Blood Bike Handover

The Steve Morgan Foundation has officially handed over a brand new Yamaha motorbike to the volunteer-run Merseyside and Cheshire Blood Bikes (MCBB) charity, which transports urgent medical supplies between hospitals.

The new bike, which has also been fitted out with panniers, flashing blue light and a siren, was formally handed over to the charity at The Clatterbridge Cancer Centre by Foundation trustee Vincent Fairclough.

The top of the range Yamaha will replace one of the ageing bikes in the charity’s fleet of eight and will be used across the region to deliver blood, plasma and anything else a patient may need.

Merseyside and Cheshire Blood Bikes operate round the clock and the speed of delivery they offer often buys life-saving time for patients in critical conditions.
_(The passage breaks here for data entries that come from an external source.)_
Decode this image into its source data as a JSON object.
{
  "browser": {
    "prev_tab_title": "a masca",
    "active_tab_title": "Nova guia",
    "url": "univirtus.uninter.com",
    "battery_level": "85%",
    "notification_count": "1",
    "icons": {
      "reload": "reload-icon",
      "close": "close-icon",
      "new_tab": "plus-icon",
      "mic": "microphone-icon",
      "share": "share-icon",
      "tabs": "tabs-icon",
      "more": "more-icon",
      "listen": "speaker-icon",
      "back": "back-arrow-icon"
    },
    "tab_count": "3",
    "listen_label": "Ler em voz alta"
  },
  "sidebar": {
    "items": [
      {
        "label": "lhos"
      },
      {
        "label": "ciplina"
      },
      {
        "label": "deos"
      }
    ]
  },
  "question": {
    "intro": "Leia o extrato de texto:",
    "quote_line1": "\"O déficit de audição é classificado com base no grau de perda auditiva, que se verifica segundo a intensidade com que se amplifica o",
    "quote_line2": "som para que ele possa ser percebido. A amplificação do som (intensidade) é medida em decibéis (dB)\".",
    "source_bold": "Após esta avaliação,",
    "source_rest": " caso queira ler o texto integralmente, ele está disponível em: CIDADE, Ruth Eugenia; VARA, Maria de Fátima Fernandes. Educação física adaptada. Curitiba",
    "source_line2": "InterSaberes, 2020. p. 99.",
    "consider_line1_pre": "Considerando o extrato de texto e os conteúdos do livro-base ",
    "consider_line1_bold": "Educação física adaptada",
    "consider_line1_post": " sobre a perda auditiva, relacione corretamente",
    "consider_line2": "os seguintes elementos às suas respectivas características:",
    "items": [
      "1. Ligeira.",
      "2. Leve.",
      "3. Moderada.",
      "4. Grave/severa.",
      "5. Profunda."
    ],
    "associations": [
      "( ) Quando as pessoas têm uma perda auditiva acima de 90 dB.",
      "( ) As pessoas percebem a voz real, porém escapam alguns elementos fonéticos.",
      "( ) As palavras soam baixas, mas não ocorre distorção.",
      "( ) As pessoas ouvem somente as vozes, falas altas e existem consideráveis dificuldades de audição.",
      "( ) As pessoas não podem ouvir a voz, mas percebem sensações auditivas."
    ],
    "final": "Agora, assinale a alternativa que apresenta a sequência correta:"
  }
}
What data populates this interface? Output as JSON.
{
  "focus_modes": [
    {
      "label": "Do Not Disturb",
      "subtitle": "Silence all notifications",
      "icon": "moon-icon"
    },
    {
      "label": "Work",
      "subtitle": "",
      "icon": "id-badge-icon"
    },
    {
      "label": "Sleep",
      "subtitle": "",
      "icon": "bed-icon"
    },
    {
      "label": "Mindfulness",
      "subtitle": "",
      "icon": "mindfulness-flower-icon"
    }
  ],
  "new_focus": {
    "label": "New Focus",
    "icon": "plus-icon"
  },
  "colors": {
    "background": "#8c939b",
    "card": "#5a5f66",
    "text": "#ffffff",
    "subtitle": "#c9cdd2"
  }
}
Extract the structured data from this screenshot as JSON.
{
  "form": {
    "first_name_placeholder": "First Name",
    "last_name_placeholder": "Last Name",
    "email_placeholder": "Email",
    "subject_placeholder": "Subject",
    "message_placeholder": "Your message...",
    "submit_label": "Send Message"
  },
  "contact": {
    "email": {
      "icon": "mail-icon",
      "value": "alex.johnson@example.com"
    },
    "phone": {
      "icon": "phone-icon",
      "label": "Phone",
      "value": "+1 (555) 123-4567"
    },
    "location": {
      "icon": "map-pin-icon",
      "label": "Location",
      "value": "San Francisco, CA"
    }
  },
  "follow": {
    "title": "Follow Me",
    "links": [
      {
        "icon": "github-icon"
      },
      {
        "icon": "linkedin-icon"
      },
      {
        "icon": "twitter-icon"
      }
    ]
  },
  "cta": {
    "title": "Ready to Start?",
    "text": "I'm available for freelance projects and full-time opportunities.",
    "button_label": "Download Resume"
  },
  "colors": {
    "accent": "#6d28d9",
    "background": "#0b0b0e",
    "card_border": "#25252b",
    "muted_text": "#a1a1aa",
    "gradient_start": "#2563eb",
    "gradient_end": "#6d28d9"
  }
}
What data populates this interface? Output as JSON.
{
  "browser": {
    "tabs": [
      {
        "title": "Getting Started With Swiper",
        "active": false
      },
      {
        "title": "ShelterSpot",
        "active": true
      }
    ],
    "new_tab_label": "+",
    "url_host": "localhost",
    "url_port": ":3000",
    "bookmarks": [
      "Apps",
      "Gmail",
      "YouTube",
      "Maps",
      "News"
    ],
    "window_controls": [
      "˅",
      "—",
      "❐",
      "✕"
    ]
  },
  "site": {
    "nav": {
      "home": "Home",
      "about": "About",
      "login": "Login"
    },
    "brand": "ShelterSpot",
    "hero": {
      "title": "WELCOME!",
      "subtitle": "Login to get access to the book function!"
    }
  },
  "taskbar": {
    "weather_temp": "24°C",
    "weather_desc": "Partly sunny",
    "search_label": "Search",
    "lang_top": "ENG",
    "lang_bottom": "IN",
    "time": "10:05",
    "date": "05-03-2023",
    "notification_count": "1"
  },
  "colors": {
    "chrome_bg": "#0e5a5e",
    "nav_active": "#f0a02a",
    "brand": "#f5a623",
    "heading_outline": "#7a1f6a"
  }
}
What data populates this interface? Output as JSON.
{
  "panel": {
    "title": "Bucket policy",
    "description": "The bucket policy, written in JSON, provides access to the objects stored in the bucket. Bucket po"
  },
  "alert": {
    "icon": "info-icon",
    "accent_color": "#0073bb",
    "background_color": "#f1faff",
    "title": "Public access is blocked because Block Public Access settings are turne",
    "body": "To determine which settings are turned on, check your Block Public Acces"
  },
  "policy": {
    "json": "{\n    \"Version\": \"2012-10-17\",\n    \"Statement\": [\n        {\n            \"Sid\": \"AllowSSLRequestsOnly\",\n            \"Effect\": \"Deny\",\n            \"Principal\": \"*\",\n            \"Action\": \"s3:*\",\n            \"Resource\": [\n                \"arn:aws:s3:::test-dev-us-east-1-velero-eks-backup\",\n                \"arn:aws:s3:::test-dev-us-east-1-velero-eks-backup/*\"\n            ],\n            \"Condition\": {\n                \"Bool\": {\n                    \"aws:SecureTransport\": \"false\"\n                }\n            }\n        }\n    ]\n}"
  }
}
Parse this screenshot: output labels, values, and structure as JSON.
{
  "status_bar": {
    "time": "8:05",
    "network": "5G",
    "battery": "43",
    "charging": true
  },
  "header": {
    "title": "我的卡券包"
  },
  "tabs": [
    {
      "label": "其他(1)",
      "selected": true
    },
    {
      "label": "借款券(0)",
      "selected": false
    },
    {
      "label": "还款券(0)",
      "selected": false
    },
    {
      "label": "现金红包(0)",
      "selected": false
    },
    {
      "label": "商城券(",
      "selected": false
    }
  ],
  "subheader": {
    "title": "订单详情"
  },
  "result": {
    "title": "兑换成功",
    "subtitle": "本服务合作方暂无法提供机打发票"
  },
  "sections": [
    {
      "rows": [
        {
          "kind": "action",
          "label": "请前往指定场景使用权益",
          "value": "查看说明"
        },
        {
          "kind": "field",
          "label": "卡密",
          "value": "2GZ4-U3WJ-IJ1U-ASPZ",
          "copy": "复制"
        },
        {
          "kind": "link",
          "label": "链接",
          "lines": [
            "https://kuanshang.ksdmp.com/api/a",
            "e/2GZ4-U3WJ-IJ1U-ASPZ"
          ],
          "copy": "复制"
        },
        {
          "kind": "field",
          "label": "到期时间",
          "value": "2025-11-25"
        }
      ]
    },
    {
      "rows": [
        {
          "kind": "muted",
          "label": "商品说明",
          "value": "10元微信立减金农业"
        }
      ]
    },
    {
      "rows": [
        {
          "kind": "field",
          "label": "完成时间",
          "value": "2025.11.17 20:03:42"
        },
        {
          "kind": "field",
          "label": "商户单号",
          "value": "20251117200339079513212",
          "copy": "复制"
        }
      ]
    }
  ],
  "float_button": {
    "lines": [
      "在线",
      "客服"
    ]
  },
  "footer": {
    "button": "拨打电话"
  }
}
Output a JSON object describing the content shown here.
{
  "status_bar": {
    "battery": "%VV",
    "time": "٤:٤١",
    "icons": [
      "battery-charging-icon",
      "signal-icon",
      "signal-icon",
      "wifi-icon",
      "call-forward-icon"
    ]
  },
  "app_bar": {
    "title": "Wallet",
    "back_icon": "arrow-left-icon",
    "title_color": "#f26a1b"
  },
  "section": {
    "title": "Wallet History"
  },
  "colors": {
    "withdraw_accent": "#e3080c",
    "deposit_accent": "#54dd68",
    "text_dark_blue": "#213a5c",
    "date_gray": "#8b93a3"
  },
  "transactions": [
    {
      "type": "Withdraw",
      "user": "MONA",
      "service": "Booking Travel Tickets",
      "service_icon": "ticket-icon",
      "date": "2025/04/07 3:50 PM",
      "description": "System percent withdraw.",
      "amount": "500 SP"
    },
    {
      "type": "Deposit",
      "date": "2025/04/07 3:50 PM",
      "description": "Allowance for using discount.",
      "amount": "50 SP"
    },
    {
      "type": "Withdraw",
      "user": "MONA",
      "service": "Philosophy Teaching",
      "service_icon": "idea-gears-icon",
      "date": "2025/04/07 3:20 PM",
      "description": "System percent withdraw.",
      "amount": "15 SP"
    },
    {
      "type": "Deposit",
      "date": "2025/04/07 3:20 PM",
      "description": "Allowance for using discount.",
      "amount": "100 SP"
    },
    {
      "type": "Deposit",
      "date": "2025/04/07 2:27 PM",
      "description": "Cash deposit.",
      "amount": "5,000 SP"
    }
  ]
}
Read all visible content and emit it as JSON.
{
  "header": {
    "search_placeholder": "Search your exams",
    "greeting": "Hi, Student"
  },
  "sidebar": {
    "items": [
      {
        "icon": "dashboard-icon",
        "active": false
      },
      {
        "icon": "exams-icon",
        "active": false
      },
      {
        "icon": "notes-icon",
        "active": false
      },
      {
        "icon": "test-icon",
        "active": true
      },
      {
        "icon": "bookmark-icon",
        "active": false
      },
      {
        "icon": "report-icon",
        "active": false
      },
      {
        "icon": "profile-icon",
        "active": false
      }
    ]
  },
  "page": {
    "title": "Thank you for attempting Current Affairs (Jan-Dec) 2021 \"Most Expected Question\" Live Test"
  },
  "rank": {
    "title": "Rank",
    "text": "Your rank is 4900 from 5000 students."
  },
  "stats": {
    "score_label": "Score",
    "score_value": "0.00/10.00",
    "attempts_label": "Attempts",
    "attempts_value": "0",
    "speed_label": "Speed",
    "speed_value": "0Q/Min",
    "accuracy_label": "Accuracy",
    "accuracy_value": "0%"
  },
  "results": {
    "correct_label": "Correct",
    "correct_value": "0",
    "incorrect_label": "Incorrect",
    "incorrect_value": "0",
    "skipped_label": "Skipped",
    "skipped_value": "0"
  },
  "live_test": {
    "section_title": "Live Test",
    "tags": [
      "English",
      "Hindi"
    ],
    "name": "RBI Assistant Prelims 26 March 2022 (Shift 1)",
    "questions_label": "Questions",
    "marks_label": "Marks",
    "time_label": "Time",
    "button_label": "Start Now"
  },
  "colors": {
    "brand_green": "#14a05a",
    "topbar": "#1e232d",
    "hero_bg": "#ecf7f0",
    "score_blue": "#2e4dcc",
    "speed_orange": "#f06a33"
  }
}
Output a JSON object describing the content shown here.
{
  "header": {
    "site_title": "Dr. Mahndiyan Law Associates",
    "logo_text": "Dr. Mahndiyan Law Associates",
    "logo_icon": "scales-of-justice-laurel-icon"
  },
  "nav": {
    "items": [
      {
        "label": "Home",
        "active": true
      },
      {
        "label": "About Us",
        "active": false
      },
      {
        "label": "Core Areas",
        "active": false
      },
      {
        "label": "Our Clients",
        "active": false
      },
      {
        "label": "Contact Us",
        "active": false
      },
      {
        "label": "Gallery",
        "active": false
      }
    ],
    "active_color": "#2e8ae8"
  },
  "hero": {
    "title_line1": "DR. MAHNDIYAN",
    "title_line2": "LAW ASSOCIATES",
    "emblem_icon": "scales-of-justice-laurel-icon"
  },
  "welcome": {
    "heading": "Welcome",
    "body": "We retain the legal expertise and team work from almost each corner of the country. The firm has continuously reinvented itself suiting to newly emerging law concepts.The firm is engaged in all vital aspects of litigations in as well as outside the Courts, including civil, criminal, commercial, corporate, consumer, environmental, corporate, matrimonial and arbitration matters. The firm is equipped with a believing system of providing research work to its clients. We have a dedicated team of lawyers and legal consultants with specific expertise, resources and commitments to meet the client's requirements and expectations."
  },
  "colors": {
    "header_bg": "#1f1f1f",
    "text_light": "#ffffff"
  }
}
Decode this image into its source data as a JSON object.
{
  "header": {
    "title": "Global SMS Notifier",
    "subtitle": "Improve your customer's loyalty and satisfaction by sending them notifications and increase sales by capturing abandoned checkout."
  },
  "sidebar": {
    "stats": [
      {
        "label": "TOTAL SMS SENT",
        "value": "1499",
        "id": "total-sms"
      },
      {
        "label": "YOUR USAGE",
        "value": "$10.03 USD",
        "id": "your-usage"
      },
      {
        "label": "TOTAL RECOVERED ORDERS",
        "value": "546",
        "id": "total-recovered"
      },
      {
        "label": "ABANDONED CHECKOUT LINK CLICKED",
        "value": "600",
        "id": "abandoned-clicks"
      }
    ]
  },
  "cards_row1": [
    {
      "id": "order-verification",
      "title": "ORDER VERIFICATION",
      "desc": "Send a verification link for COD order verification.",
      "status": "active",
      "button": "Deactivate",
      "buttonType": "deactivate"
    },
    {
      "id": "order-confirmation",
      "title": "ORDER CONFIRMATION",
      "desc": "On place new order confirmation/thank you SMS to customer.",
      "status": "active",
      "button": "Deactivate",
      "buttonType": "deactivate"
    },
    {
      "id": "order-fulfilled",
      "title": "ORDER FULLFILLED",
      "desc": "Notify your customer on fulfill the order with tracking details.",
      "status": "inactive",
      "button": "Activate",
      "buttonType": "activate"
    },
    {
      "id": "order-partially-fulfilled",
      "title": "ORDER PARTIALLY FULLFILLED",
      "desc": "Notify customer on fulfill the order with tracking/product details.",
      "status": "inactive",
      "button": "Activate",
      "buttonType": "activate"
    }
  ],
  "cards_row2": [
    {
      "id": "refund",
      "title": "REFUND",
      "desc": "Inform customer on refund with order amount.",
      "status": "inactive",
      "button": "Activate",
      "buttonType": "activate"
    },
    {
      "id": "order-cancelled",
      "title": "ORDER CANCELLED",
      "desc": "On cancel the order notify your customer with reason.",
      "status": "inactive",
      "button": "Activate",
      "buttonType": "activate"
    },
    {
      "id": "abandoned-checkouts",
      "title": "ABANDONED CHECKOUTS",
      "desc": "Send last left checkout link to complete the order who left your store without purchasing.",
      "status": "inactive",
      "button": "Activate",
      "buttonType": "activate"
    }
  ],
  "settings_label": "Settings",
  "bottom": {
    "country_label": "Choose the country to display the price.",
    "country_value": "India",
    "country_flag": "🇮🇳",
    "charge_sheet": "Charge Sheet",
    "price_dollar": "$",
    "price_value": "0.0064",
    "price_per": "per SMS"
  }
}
The service is staffed entirely by volunteers, who also fundraise to cover all the operational costs, and saves the NHS from having to deliver supplies by ambulance or taxi.

Click here for our previous feature on their work.

Simon Dennett, one of the 60 volunteer riders and Vice Chairman of MCBB, said: “We are incredibly grateful to the Steve Morgan Foundation.

“The bikes are serviced for free by volunteer mechanics, but we have to buy the parts and on the older bikes this can be incredibly expensive.

“This new bike will be more reliable and save us money.”

Staff from The Clatterbridge Cancer Centre and volunteers from Merseyside and Cheshire Blood Bikes gathered for the official unveiling of the motorcycle that will be used, among other things, to transport urgent deliveries of chemotherapy drugs and small pieces of equipment for the specialist cancer hospital in Wirral.

Handing the keys over to the charity, Vincent Fairclough, Trustee of the Steve Morgan Foundation said:  “We are delighted to have been able to help.

“The Trustees were highly impressed by MCBB. The fact that they are a 100% volunteer organisation speaks volumes, as does the fact that it is providing a free, very important, service to the NHS for the benefit of seriously ill patients.”